Приняв картинную позу, Лёва начал декламировать с ещё не остывшим пылом творческого вдохновения:
Лагей слушал, не очень понимая, но ему нравилось, что вот русский белобровый парень поет ему сказку, этакую складную и, наверно, страшную — ишь как подвывает, головой трясет, глазами вертит. А Лёва старался вовсю.
— Ну как? — спросил Семечкин, окончив чтение.
— Шибко баско поёшь. Лучше Холиманки-шамана.
— Где Холиманке-шаману пропеть так. Ведь это про твоих пастухов. Про тех, которые стадо оставили, ушли в колхоз, — пояснил Лёва.
Лагей всю дорогу плевался и лупил хореем неповинных оленей. Обдурил белобровый сказочник, ой, как обдурил!
Глава тринадцатая
Празднество в Нарьян-Маре
1
В Нарьян-Маре готовились к празднику — Дню оленя. Дома украшались флагами и алыми полотнищами. На базарной площади сколачивали торговые ларьки. У входа на площадь, между кооперативом «Кочевник» и лоцвахтой, соорудили праздничную арку. Со всех сторон к городу подъезжали расцвеченные лентами оленьи упряжки. Из Большеземельской тундры, с Югорского Шара, с Тимана, Канина и Варандея спешили ненцы на большое торжество.
В городе становилось многолюдно. Учреждения полны посетителей. Ненцы толпами разгуливают по улицам. Носятся, как угорелые, кинооператоры, выискивают живописные группы и трещат, трещат своими неуклюжими аппаратами. Столичный художник в легком макинтоше, несмотря на мороз, коченеющей рукой делает бесчисленные зарисовки.
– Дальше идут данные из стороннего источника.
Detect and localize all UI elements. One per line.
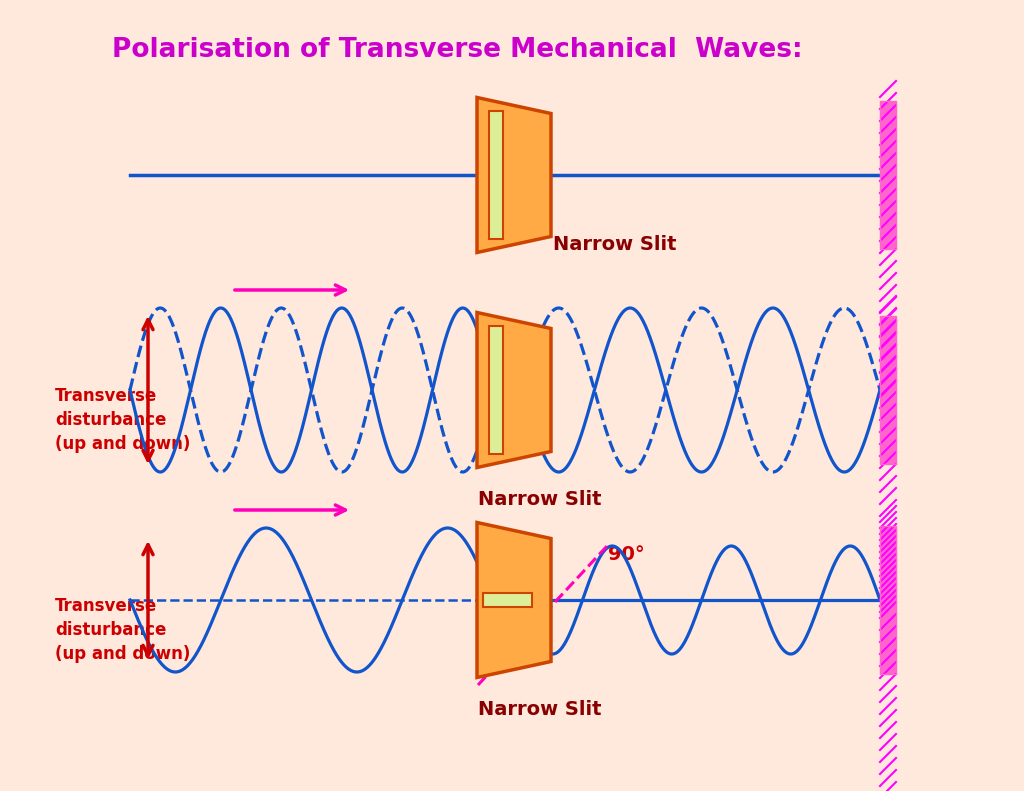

Праздник начался митингом. Многие впервые приехавшие в город оленеводы не столько слушали ораторов, сколько удивлялись многолюдью, любовались цветистыми украшениями, глядели на кинооператоров, стараясь разгадать, что они такое непонятное делают. А когда вспыхнула на Доме ненца иллюминация, — замигали, потухая и загораясь вновь, красные, голубые, зеленые лампочки, — площадь ахнула и замерла. Мастерство нарьян-марских монтеров получило всеобщее признание.
После митинга большая черная труба на арке хрипло прокричала по-ненецки и по-русски, что всем надо идти на Печору. Там будут гонки оленей.
— Какая толковая труба, — похвалил Вынукан, — всё знает. Куда идти, что делать — всё ей известно. Такую бы в тундре на вершину сопки поставить, пусть сказывает, где песцы, где лисицы есть, когда волки к стаду подбираются...
— К трубе ещё умного человека надо посадить. Кого? Тебя, пожалуй, Вынукан, ты бы смог...
— А что? Пусть посадят, скажу, чего знаю...
На Печоре, заметенной снегом, развевались флаги. Возле них стояли упряжки, готовые к выезду.